Lo studio coordinato dall’università politecnica delle Marche: il fiuto finissimo dei cani addestrati sa riconoscere la positività al Covid

Il fiuto finissimo di cani addestrati sa riconoscere la positività al coronavirus SarsCoV2 e supera anche la fase dei test nei drive in, in situazioni reali: lo indica il primo studio multicentrico italiano di questo tipo “C19-screendog”, coordinato dall’Università Politecnica delle Marche. Obiettivo dei test è validare un protocollo di addestramento di cani specializzati nel rilevare positivi al Sars-Cov2 e dimostrare che cani preparati da cinofili esperti, possono costituire un valido sistema di screening su persona, senza prelievo di campioni biologici da far annusare.
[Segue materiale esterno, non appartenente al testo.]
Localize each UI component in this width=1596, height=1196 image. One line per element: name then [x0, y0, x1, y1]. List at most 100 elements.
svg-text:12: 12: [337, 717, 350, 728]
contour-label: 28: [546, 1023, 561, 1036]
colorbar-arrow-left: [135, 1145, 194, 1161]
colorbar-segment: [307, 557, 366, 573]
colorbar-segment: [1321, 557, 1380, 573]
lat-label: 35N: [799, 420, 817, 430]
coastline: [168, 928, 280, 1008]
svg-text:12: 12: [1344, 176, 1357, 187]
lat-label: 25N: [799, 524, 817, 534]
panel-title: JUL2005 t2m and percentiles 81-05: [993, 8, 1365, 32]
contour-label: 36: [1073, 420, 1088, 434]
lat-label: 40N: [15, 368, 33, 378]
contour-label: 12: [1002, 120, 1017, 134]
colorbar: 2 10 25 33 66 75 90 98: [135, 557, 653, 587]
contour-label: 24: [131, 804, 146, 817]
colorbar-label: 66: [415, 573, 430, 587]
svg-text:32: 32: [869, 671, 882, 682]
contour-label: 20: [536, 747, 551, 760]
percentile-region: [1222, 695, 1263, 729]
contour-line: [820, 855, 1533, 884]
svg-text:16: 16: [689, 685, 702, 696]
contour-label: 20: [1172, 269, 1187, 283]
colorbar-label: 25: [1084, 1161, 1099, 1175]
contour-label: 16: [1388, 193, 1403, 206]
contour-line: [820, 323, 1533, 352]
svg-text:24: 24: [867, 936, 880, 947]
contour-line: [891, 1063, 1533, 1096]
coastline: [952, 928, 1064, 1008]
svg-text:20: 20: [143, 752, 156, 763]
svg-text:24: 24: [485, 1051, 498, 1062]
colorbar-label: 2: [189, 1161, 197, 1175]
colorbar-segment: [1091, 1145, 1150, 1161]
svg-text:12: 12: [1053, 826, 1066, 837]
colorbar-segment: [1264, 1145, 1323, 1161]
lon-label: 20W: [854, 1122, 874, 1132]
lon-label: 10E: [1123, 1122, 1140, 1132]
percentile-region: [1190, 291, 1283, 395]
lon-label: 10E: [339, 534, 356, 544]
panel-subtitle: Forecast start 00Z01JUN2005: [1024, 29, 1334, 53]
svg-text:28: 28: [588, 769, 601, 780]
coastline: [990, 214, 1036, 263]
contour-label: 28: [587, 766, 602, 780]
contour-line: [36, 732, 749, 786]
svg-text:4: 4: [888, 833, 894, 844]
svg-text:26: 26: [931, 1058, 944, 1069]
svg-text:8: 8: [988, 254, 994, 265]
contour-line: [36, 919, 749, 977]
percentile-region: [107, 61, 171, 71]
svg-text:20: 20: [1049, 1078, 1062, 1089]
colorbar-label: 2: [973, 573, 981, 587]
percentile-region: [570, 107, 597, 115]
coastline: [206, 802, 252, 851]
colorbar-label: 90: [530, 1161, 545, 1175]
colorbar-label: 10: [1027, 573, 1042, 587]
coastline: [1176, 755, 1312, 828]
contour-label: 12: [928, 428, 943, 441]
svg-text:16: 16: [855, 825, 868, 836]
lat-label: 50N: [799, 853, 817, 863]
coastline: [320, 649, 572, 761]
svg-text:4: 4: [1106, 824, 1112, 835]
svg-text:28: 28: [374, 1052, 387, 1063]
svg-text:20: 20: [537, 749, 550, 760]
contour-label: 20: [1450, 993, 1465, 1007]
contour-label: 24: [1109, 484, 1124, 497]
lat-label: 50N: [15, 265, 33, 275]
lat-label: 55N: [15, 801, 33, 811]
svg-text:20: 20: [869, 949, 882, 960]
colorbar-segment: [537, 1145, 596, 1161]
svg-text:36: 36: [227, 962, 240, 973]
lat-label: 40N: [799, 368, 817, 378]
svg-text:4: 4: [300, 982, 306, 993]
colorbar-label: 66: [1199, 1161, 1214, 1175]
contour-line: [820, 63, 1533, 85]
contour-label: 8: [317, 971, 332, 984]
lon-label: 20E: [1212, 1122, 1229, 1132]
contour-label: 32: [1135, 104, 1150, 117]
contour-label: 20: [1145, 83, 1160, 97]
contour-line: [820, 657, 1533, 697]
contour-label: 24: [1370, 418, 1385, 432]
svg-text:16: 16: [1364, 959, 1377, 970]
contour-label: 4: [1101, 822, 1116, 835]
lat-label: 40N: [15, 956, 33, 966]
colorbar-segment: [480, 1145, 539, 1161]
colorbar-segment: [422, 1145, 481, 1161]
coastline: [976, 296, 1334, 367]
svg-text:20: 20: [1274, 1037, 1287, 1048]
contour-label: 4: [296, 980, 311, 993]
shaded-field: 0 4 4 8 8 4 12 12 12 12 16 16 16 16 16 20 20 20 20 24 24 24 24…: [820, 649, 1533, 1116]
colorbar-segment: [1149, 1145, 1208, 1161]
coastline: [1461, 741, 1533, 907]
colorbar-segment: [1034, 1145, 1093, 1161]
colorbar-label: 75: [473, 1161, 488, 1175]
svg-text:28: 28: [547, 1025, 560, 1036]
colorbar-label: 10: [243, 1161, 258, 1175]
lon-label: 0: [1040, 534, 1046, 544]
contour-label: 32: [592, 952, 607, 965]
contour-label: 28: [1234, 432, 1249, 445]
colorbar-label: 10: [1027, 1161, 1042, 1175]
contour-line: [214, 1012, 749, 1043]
I risultati sono stati presentati oggi dalla stessa università: in 5 mesi il test è stato utilizzato in 1.251 soggetti, tra vaccinati e non, ed è emersa una sensibilità dei cani specializzati a rilevare il Covid19 tra il 98% e il 100%. Recenti ricerche scientifiche pubblicate su riviste internazionali, rileva l’Ateneo, hanno dimostrato che i cani da rilevamento sono in grado di riconoscere campioni di sudore ascellare prelevati da soggetti positivi al Sars-Cov-2. Durante lo studio sono stati raccolti i campioni di sudore per ‘l’imprinting’ (la formazione, ndr) nei drive in (Area Vasta 3 e Assl Sassari), collezionati e conservati nei laboratori di ricerca Univmp e Ats Sassari. Poi la fase di imprinting dei cani e validazione: gli animali sono stati educati dai cinofili a distinguere i campioni positivi dai negativi, segnalando, sedendosi, solo i positivi, e seguendo uno specifico protocollo ad hoc. Infine, la validazione del test ai drive in, la fase più importante, fondamentale per dimostrare che i cani sono in grado di segnalare positivi in una situazione reale, in cui non è più il campione di sudore a essere annusato ma la persona stessa.